Trump’s legal arguments are specious. It’s all a delay tactic. He doesn’t want his taxes or grand jury materials from the Mueller probe released during impeachment. A good appellate panel knows it and will decide the case quickly.
“Your honors, and may it please the court, but my client contends that he can’t release his financial records on account of he’s guilty as hell and would go to prison for the rest of his life if they were released so yeah they would cause him irreparable harm–plus his wife won’t sleep with him.”
The “irreparable harm” contended here is otherwise known as legal accountability, and his lawyer is basically saying that the judicial process is unfair because it punishes guilty people.
Every Dictator used existing laws to get there, usually by creative gymnastics like this fucker.
Let him get away with this at your peril…and I submit that, because this country has a legal system much more stable than most countries, what you give this mook will be established law going forward
[quote] At one point, Judge Denny Chin asked Trump’s personal lawyer William Consovoy what kind of investigation the local police could do if a sitting President shot someone on 5th Avenue.
Consovoy at first said there could be no investigations done until the President was impeached. Pressed again, he clarified that some investigation work could be done, but it could not involve the President or the custodians of his records. [/quote]
You know, there’s this little rule of professional conduct for lawyers that says the arguments they make must have some reasonable basis in fact and law. Consovoy ought to be worried about sanctions on this load of crap.
Rule 3.1: Meritorious Claims & Contentions
Advocate
A lawyer shall not bring or defend a proceeding, or assert or controvert an issue therein, unless there is a basis in law and fact for doing so that is not frivolous, which includes a good faith argument for an extension, modification or reversal of existing law. A lawyer for the defendant in a criminal proceeding, or the respondent in a proceeding that could result in incarceration, may nevertheless so defend the proceeding as to require that every element of the case be established.
Because they’re invoking the supremacy clause, which can only be adjudicated federally.
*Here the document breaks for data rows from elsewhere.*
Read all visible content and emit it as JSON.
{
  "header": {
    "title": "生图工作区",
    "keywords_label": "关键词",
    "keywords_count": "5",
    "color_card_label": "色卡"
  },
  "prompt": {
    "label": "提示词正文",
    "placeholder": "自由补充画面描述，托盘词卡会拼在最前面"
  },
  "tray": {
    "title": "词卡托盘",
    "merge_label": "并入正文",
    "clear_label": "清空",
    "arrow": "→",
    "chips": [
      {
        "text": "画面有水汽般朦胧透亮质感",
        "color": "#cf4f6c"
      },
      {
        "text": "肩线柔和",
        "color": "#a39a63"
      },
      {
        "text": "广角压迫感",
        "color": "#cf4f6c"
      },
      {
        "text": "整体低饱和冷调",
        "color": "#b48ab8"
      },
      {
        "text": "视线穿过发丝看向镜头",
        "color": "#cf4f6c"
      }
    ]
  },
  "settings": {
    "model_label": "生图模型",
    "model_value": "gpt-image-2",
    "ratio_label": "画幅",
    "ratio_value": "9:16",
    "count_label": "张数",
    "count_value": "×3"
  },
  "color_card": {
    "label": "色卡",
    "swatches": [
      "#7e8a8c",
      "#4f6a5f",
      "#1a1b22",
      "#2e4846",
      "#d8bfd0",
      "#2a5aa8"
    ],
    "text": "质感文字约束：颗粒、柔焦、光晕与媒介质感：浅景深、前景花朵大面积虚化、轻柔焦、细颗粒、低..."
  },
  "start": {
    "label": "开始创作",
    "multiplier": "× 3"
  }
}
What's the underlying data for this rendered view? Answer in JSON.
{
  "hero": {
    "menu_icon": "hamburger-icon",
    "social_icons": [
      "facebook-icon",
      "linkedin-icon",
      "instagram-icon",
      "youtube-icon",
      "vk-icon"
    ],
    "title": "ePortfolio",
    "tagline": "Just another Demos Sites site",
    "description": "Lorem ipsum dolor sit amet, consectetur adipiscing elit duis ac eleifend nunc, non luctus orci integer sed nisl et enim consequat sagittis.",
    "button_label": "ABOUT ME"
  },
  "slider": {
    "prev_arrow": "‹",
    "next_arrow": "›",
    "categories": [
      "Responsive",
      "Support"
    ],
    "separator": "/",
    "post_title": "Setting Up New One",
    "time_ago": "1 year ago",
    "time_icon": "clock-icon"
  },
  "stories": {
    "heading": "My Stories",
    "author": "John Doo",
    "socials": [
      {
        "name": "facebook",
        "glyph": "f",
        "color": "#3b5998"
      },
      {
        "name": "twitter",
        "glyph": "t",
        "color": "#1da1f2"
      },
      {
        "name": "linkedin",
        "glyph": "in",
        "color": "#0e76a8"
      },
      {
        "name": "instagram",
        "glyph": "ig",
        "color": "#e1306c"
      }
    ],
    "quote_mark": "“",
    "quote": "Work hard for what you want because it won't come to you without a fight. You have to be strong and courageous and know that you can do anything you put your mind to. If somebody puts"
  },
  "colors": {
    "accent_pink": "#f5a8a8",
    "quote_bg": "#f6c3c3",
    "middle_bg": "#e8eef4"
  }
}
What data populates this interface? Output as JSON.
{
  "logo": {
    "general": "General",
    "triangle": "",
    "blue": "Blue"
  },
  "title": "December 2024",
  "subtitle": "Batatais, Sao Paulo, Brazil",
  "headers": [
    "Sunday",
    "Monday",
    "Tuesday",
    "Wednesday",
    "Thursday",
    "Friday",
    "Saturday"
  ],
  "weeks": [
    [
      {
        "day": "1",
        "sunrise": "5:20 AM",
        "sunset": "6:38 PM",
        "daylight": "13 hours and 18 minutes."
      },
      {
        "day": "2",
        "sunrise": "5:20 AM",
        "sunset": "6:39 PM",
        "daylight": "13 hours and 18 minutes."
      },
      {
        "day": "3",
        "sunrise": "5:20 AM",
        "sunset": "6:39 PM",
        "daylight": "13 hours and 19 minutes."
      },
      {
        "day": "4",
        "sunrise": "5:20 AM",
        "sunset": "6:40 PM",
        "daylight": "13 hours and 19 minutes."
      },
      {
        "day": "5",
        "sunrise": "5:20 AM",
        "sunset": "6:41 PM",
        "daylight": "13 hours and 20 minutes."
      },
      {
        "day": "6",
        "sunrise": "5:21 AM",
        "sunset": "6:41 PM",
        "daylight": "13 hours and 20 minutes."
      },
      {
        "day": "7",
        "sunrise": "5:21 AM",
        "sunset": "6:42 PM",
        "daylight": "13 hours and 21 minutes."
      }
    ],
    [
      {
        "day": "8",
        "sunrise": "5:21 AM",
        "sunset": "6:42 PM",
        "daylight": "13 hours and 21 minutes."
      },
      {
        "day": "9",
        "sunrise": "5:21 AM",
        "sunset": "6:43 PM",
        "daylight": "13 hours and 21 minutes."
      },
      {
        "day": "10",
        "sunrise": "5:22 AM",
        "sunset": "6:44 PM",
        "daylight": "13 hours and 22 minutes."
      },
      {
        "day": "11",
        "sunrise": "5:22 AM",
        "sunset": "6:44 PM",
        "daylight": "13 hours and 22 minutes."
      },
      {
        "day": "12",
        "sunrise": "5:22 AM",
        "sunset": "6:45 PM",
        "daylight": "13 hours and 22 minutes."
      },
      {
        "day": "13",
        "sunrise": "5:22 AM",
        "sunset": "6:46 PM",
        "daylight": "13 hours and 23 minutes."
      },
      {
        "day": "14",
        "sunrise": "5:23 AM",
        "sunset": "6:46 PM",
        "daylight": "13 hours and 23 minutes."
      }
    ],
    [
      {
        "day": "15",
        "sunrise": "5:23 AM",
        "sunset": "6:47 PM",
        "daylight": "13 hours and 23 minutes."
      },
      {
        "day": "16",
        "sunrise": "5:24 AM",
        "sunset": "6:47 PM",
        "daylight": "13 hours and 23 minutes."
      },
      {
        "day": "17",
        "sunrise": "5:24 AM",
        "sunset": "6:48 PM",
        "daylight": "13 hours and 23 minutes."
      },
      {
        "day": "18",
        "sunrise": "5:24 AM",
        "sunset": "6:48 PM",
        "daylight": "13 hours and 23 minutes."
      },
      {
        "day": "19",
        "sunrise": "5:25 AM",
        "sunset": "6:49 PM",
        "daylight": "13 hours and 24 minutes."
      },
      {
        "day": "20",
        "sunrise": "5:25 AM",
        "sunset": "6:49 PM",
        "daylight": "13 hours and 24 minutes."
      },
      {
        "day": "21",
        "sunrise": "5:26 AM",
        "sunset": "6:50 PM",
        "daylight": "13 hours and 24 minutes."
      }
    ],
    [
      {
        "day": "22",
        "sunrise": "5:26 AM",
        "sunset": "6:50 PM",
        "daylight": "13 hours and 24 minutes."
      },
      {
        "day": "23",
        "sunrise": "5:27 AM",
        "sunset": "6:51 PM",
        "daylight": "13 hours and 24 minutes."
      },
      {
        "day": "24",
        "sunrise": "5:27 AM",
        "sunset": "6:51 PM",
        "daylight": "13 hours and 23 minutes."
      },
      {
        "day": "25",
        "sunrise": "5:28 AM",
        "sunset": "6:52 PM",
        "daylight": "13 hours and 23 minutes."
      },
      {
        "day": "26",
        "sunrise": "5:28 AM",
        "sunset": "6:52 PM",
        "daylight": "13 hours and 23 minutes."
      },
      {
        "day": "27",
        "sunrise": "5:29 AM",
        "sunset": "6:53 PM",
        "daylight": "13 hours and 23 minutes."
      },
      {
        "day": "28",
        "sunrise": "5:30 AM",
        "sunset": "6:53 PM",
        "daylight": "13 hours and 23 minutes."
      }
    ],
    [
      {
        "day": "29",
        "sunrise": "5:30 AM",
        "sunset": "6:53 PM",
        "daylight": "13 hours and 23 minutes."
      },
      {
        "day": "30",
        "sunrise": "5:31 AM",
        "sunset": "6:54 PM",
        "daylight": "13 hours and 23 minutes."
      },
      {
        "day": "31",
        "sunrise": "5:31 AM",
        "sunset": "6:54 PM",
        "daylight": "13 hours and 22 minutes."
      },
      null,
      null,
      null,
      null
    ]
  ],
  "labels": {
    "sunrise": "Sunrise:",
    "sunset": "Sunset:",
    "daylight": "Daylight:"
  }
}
They’re not arguing the underlying case here but rather the validity of these subpoenas. It’s a procedural, not a substantive appeal.
AGAIN…Donnie makes HIMSELF look guilty with suppressing everything related to him and ordering all his minions NOT to cooperate with various branches of government. This is ALL on him.
You’ll never convince the cult members, including the GOP members of Congress, that this is true. Never. They will follow him into the eighth circle of hell and blame the Dems for the heat wave.
I was wondering when Trump’s lawyers would argue that as a sitting president he could commit murder w/out consequences. I think—at the risk of bringing in more Latin—that they’ve reached the reductio ad absurdem of their legal argument. Douchebags!
Actually much of the legal community argues a President can be prosecuted for murder, but it has to wait until he/she is again a private citizen. Presidents are TEMPORARILY immune to sanctions for criminal acts.